Buck Converter Inductance Dimensioning

Hello everyone,

i'm developing a buck converter for a solar application.

For such, i've been following "Buck-Converter Design Demystified" Paper but i wanted to know if i am missing something in my calculation.

So the Values for the system are:
VinMax = 600V
VinMin = 400V
Vmpp = 480V
PinMax = 7,6kW

VoutMax = 380V
VoutMin = 280V
Fsw = 15kHz

So, following the paper logic, i've arrived to a 4,7mH for my worst case scenario :
LIR = 0.1 ; VinMax = 600; Vout=380V;

Do i need to have other concerns when dimensioning a inductance for this kind of converter and this power values?

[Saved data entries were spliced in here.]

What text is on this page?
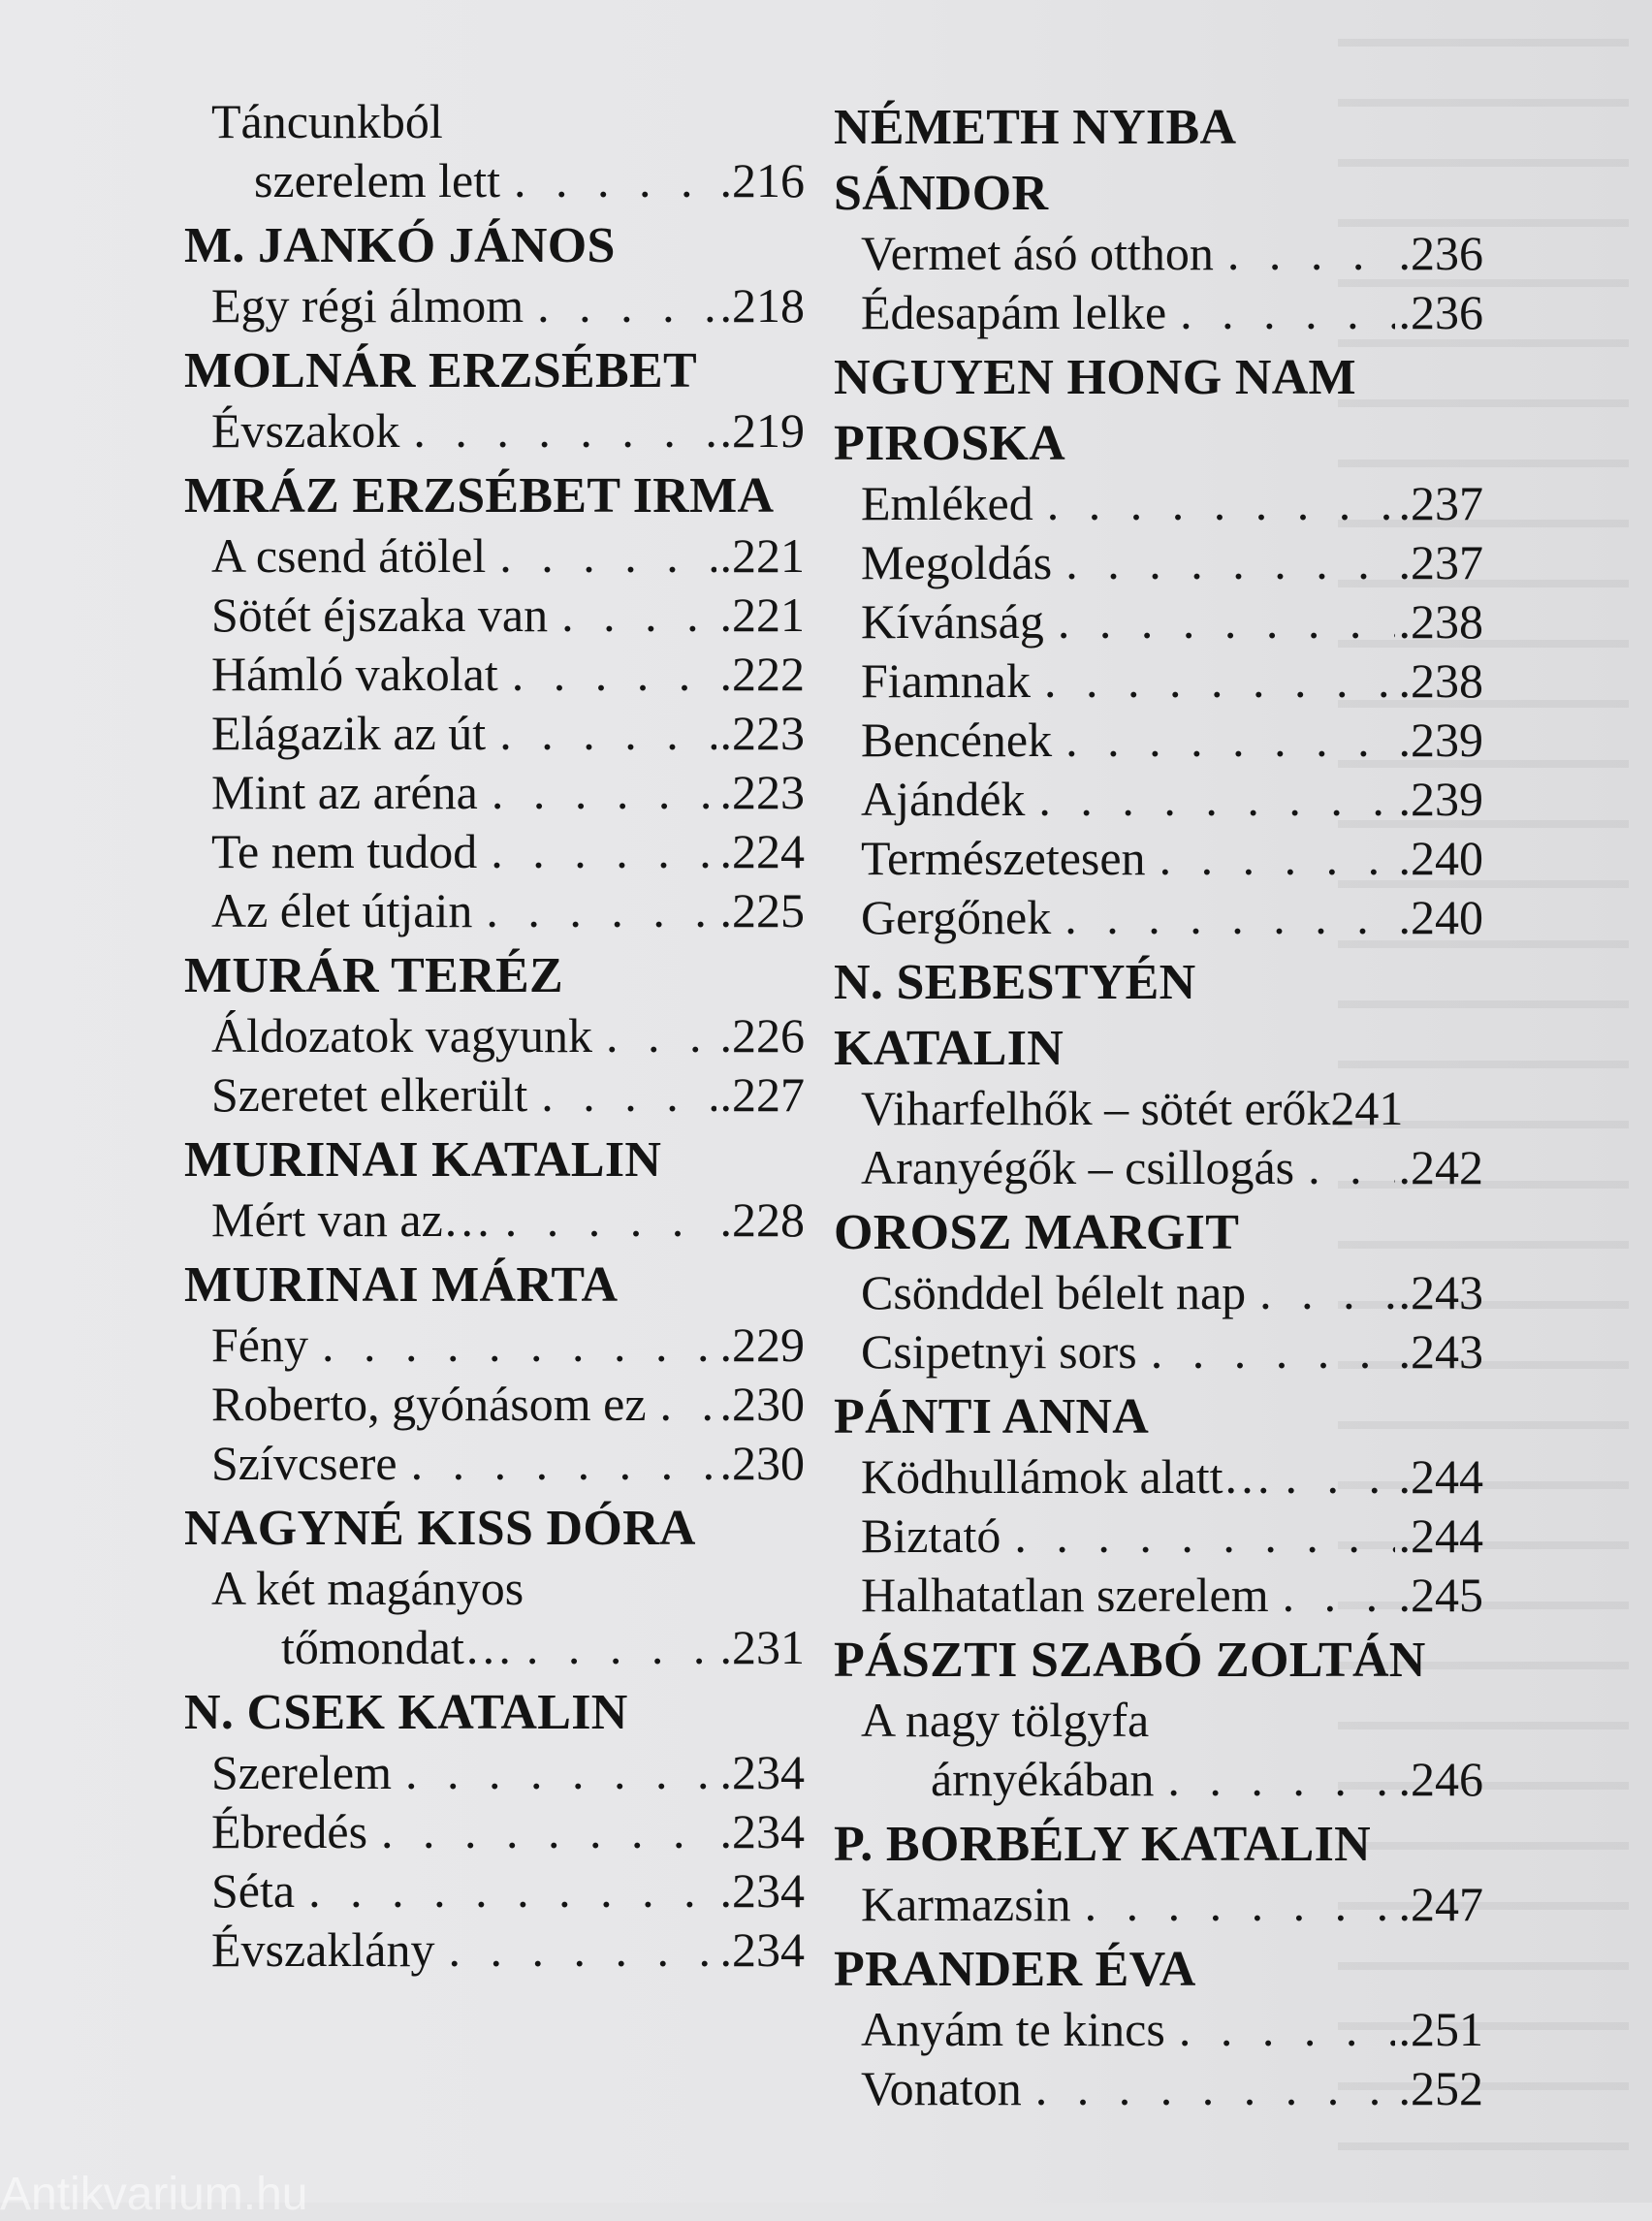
Táncunkból
szerelem lett . . .	.216
M. JANKÓ JÁNOS
Egy régi álmom . . .	.218
MOLNÁR ERZSÉBET
Évszakok . . .	.219
MRÁZ ERZSÉBET IRMA
A csend átölel . . .	.221
Sötét éjszaka van . . .	.221
Hámló vakolat . . .	.222
Elágazik az út . . .	.223
Mint az aréna . . .	.223
Te nem tudod . . .	.224
Az élet útjain . . .	.225
MURÁR TERÉZ
Áldozatok vagyunk . . .	.226
Szeretet elkerült . . .	.227
MURINAI KATALIN
Mért van az… . . .	.228
MURINAI MÁRTA
Fény . . .	.229
Roberto, gyónásom ez . . . .230
Szívcsere . . .	.230
NAGYNÉ KISS DÓRA
A két magányos
tőmondat… . . .	.231
N. CSEK KATALIN
Szerelem . . .	.234
Ébredés . . .	.234
Séta . . .	.234
Évszaklány . . .	.234
NÉMETH NYIBA
SÁNDOR
Vermet ásó otthon . . .	.236
Édesapám lelke . . .	.236
NGUYEN HONG NAM
PIROSKA
Emléked . . .	.237
Megoldás . . .	.237
Kívánság . . .	.238
Fiamnak . . .	.238
Bencének . . .	.239
Ajándék . . .	.239
Természetesen . . .	.240
Gergőnek . . .	.240
N. SEBESTYÉN
KATALIN
Viharfelhők – sötét erők241
Aranyégők – csillogás . . . .242
OROSZ MARGIT
Csönddel bélelt nap . . .	.243
Csipetnyi sors . . .	.243
PÁNTI ANNA
Ködhullámok alatt… . . .	.244
Biztató . . .	.244
Halhatatlan szerelem . . .	.245
PÁSZTI SZABÓ ZOLTÁN
A nagy tölgyfa
árnyékában . . .	.246
P. BORBÉLY KATALIN
Karmazsin . . .	.247
PRANDER ÉVA
Anyám te kincs . . .	.251
Vonaton . . .	.252
Antikvarium.hu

Thank you all for your time.

Hi
Current is important, Around 300uH is the inductance required


L min(H) = (Vin max – Vout)*(1 -- Vout/Vin max) / 1.4*I out * F
Iout = output current in A
F switching frequency in Hz

smijesh said:

Hi
Current is important, Around 300uH is the inductance required


L min(H) = (Vin max – Vout)*(1 -- Vout/Vin max) / 1.4*I out * F
Iout = output current in A
F switching frequency in Hz

Click to expand...

Hi,

The Max Current i've considered is around 28A (P/Vmin).
So my dimensioning is way higher than what i really need?

Way such a big difference between your method and result and the one i've used?

Thnak you.

Sorry small correction
L min(H) = (Vin max – Vout)*( Vout/Vin max)*(1/F)*(1/I out * LIR)
Iout = output current in A
F switching frequency in Hz
LIR is the constant (Percentage of ripple)


**broken link removed**

We get 1.5mH
Hope it is helpful

smijesh said:

Sorry small correction
L min(H) = (Vin max – Vout)*( Vout/Vin max)*(1/F)*(1/I out * LIR)
Iout = output current in A
F switching frequency in Hz
LIR is the constant (Percentage of ripple)


**broken link removed**

We get 1.5mH
Hope it is helpful

Click to expand...

Using that same formula i get different values. What values did you use to get to that inductance?

But other than the inductance value, and make sure that the saturation current of the inductance is higher than the peak current, do i need to have any further concerns?

Thanks.

I considered 19A if we get 1mH when 28A

You have to take care the saturation current when designing the inductor
or make very small air gap the core to avoid saturation

smijesh said:

I considered 19A if we get 1mH when 28A

Click to expand...

considering the 20A for the 380V output i still get a much higher value.
I'll redo my calculations to see if i'm missing something.

Thanks

Since I like to experiment with simulations, here are results I get.

PinMax = 7,6kW

Fsw = 15kHz

VinMax = 600; Vout=380V

Click to expand...

Consider interleaving two or more buck converters, since your other thread raises a doubt about building an inductor which can handle upwards of 30A.

BradtheRad said:

Since I like to experiment with simulations, here are results I get.

Consider interleaving two or more buck converters, since your other thread raises a doubt about building an inductor which can handle upwards of 30A.

Click to expand...

Hi,

Thanks for the results.
As i said, with my calculations the inductor value is a bit higher.

Im considering that. Using 2 interleaved bucks.

but still, i want to know how to dimension for each case .

thank you for your help.